Before this battle took place the Samnites would have been joined by the Apulians had not the consul Decius anticipated their action by fixing his camp at Maleventum.
He drew them into an engagement and routed them, and in this battle also there were more who escaped by flight than were slain; these amounted to 2000. Without troubling himself further about the Apulians, Decius led his army into Samnium.
There the two consular armies spent five months in ravaging and desolating the country.
There were forty-five different places in Samnium where Decius at one time or another had fixed his camp; in the case of the other consul there were eightysix.
Nor were the only traces left those of ramparts and fosses, more conspicuous still were those which attested the devastation and depopulation of all the country round.
Fabius also captured the city of Cimetra, where 2900 became prisoners of war, 830 having been killed during the assault.
After this he returned to Rome for the elections and arranged for them to be held at an early date. The centuries who voted first declared without exception for Fabius. Amongst the candidates was the energetic and ambitious Appius Claudius.
Anxious to secure the honour for himself, he was quite as anxious that both posts should be held by patricians, and he brought his utmost influence, supported by the whole of the nobility, to bear upon the electors so that they might return him together with Fabius.

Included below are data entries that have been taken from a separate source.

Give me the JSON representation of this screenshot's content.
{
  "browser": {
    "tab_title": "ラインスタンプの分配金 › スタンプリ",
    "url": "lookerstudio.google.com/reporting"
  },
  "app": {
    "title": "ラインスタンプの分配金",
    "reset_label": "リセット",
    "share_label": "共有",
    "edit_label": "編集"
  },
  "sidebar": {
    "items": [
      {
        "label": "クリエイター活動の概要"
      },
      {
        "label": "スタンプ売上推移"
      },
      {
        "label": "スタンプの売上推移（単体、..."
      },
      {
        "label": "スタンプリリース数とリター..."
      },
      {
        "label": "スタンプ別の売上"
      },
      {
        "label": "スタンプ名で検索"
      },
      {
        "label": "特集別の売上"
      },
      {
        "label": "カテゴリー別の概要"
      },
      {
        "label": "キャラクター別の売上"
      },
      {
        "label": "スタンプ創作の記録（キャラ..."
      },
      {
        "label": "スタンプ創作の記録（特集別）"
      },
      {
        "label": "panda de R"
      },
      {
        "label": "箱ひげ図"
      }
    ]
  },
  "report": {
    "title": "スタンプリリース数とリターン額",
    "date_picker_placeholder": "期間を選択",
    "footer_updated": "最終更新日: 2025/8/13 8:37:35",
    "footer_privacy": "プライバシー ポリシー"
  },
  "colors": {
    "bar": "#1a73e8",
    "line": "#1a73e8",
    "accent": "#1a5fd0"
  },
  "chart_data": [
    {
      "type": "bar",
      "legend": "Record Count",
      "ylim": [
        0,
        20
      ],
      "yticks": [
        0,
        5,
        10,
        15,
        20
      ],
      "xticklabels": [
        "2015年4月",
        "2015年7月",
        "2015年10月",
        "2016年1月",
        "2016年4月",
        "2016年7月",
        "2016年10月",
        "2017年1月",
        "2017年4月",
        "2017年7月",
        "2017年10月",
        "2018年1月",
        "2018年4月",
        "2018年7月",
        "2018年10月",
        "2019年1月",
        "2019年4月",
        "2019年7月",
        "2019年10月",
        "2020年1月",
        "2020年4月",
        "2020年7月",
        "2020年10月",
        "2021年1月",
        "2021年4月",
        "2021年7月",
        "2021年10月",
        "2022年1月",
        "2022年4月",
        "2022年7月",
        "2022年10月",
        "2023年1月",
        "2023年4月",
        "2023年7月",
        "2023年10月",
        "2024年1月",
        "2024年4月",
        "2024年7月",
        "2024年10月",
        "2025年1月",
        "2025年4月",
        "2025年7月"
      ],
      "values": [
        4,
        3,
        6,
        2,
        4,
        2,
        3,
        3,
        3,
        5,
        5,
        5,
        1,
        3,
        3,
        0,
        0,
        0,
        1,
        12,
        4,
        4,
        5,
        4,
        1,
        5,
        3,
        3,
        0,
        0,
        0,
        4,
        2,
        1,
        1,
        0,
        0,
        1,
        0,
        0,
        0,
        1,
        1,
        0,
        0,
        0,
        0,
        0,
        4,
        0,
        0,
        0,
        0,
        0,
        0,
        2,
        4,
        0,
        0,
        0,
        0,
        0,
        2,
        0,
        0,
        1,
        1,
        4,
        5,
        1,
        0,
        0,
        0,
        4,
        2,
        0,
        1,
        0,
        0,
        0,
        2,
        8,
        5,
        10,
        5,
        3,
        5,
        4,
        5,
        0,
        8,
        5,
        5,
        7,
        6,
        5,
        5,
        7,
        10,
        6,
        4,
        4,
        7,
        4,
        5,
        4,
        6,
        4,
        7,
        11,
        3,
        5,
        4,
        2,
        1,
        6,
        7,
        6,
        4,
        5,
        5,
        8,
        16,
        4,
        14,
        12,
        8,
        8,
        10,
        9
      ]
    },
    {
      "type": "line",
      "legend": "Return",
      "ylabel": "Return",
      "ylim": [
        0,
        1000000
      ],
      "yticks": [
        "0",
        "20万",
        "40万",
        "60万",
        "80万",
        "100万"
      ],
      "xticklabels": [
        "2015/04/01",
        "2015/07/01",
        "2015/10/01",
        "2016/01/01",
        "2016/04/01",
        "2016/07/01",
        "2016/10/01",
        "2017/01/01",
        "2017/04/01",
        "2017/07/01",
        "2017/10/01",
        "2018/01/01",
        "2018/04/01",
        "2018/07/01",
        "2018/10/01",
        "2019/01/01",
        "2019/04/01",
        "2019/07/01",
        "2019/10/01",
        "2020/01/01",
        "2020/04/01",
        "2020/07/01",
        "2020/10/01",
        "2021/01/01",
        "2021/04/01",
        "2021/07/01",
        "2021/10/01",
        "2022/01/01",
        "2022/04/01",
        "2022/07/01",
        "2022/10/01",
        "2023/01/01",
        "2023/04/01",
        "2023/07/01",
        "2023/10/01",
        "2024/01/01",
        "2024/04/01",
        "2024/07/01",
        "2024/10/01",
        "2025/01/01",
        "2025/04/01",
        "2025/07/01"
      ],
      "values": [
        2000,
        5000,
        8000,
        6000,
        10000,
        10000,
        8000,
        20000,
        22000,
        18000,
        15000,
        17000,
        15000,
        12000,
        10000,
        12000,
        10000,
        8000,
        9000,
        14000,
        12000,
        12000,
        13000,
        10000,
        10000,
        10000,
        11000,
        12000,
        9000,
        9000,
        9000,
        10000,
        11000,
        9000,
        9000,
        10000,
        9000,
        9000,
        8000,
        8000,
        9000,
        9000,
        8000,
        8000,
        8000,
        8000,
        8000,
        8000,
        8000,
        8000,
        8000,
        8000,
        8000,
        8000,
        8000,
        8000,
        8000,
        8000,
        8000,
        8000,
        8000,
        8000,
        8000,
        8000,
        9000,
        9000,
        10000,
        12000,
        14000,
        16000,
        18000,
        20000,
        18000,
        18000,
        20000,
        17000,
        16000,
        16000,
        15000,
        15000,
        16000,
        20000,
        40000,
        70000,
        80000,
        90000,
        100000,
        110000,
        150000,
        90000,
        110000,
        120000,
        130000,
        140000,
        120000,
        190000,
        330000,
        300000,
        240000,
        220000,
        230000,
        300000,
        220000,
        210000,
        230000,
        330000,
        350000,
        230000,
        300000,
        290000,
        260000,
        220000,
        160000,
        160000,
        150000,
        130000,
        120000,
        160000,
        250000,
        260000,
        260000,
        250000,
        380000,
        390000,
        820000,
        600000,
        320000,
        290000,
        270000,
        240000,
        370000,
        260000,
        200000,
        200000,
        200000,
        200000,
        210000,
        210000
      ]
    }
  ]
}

At the outset Fabius refused, and alleged the same grounds for his refusal as he had alleged the year before. Then all the nobles crowded round his chair and begged him to extricate the consulship from the plebeian mire and restore both to the office itself and to the patrician houses the august dignity which they possessed of old.
As soon as he could obtain silence he addressed them in terms which calmed their excitement. He would, he said, have arranged to admit votes for two patricians if he saw that any one else than himself was
being elected, but as matters were he would not allow his name to stand, since it would be against the law and form a most dangerous precedent.
So L. Volumnius, a plebeian, was elected together with Appius Claudius; they had already been associated in a previous consulship. The nobles taunted Fabius and said that he refused to have Appius Claudius as a colleague because he was unquestionably his inferior in eloquence and state-craft.